Ambidexterity can be visualized with the principle of bimodal IT, which has been trying to resolve precisely this contradiction for some time: Here, too, the large playing field of IT is divided into those areas where stable and standards-oriented processes ensure reliability. Such projects often have a longer planning horizon and the results should provide a stable basis in the longer term. On the other hand, there are those areas in which development takes place spontaneously, at short notice and usually through trials with prototypes.

Harmonize Explore and Exploit

The two playing fields differ in that in the first the problem is often clear, the tools are available or at least known and the goal is usually easy to describe. The aim here is to optimize.

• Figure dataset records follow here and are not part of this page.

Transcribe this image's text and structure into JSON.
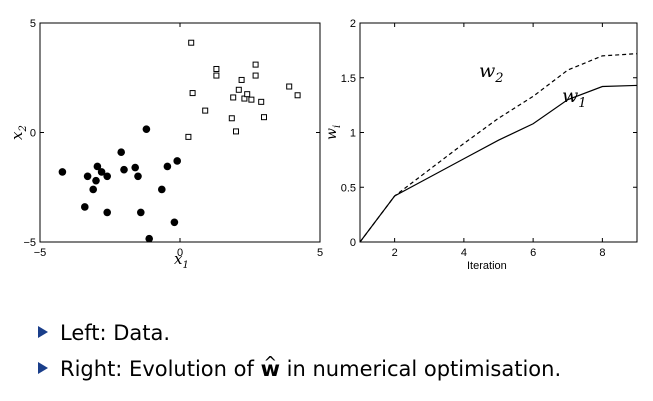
{
  "chart_data": [
    {
      "type": "scatter",
      "title": "",
      "xlabel": "x1",
      "xlabel_sub": "1",
      "ylabel": "x2",
      "ylabel_sub": "2",
      "xlim": [
        -5,
        5
      ],
      "ylim": [
        -5,
        5
      ],
      "xticks": [
        "−5",
        "0",
        "5"
      ],
      "yticks": [
        "5",
        "0",
        "−5"
      ],
      "grid": false,
      "series": [
        {
          "marker": "filled-circle",
          "color": "#000000",
          "points": [
            [
              -4.2,
              -1.8
            ],
            [
              -3.3,
              -2.0
            ],
            [
              -3.4,
              -3.4
            ],
            [
              -3.1,
              -2.6
            ],
            [
              -3.0,
              -2.2
            ],
            [
              -2.95,
              -1.55
            ],
            [
              -2.8,
              -1.8
            ],
            [
              -2.6,
              -2.0
            ],
            [
              -2.6,
              -3.65
            ],
            [
              -2.1,
              -0.9
            ],
            [
              -2.0,
              -1.7
            ],
            [
              -1.6,
              -1.6
            ],
            [
              -1.5,
              -2.0
            ],
            [
              -1.4,
              -3.65
            ],
            [
              -1.2,
              0.15
            ],
            [
              -1.1,
              -4.85
            ],
            [
              -0.65,
              -2.6
            ],
            [
              -0.45,
              -1.55
            ],
            [
              -0.2,
              -4.1
            ],
            [
              -0.1,
              -1.3
            ]
          ]
        },
        {
          "marker": "open-square",
          "color": "#000000",
          "points": [
            [
              0.3,
              -0.2
            ],
            [
              0.4,
              4.1
            ],
            [
              0.45,
              1.8
            ],
            [
              0.9,
              1.0
            ],
            [
              1.3,
              2.9
            ],
            [
              1.3,
              2.6
            ],
            [
              1.85,
              0.65
            ],
            [
              1.9,
              1.6
            ],
            [
              2.0,
              0.05
            ],
            [
              2.1,
              1.95
            ],
            [
              2.2,
              2.4
            ],
            [
              2.3,
              1.55
            ],
            [
              2.4,
              1.75
            ],
            [
              2.55,
              1.5
            ],
            [
              2.7,
              3.1
            ],
            [
              2.7,
              2.6
            ],
            [
              2.9,
              1.4
            ],
            [
              3.0,
              0.7
            ],
            [
              3.9,
              2.1
            ],
            [
              4.2,
              1.7
            ]
          ]
        }
      ]
    },
    {
      "type": "line",
      "title": "",
      "xlabel": "Iteration",
      "ylabel": "wi",
      "ylabel_sub": "i",
      "xlim": [
        1,
        9
      ],
      "ylim": [
        0,
        2
      ],
      "xticks": [
        "2",
        "4",
        "6",
        "8"
      ],
      "yticks": [
        "0",
        "0.5",
        "1",
        "1.5",
        "2"
      ],
      "grid": false,
      "series": [
        {
          "name": "w1",
          "name_sub": "1",
          "style": "solid",
          "x": [
            1,
            2,
            3,
            4,
            5,
            6,
            7,
            8,
            9
          ],
          "y": [
            0.0,
            0.42,
            0.59,
            0.76,
            0.93,
            1.08,
            1.3,
            1.42,
            1.43
          ]
        },
        {
          "name": "w2",
          "name_sub": "2",
          "style": "dashed",
          "x": [
            1,
            2,
            3,
            4,
            5,
            6,
            7,
            8,
            9
          ],
          "y": [
            0.0,
            0.42,
            0.66,
            0.9,
            1.13,
            1.33,
            1.57,
            1.7,
            1.72
          ]
        }
      ]
    }
  ],
  "bullets": {
    "item1": "Left: Data.",
    "item2_before": "Right: Evolution of",
    "item2_symbol": "w",
    "item2_hat": "^",
    "item2_after": "in numerical optimisation."
  },
  "colors": {
    "bullet_marker": "#1a3e8a",
    "ink": "#000000"
  }
}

The supporters of ambidexterity speak of "exploit". In the second case, it is often only clear that there is a problem. The goal is only partially known or only known with a few characteristics, the path to it can be different and the tools are not available or even have to be created first.

This area is described by the term "Explore".

A trench war has opened up between the two approaches, not least on the basis of the debate about agility, which gives the impression that only one of the two approaches is correct. Ambidexterity takes a clear position on this and describes how important both principles are for successful work. It is not a question of choosing one of the two, but of using and managing both as required. As is so often the case, managers play a key role in the whole process. They are the ones who have an overview of tasks, objectives and targets to be met when necessary. On this basis, they can manage resources in a targeted manner.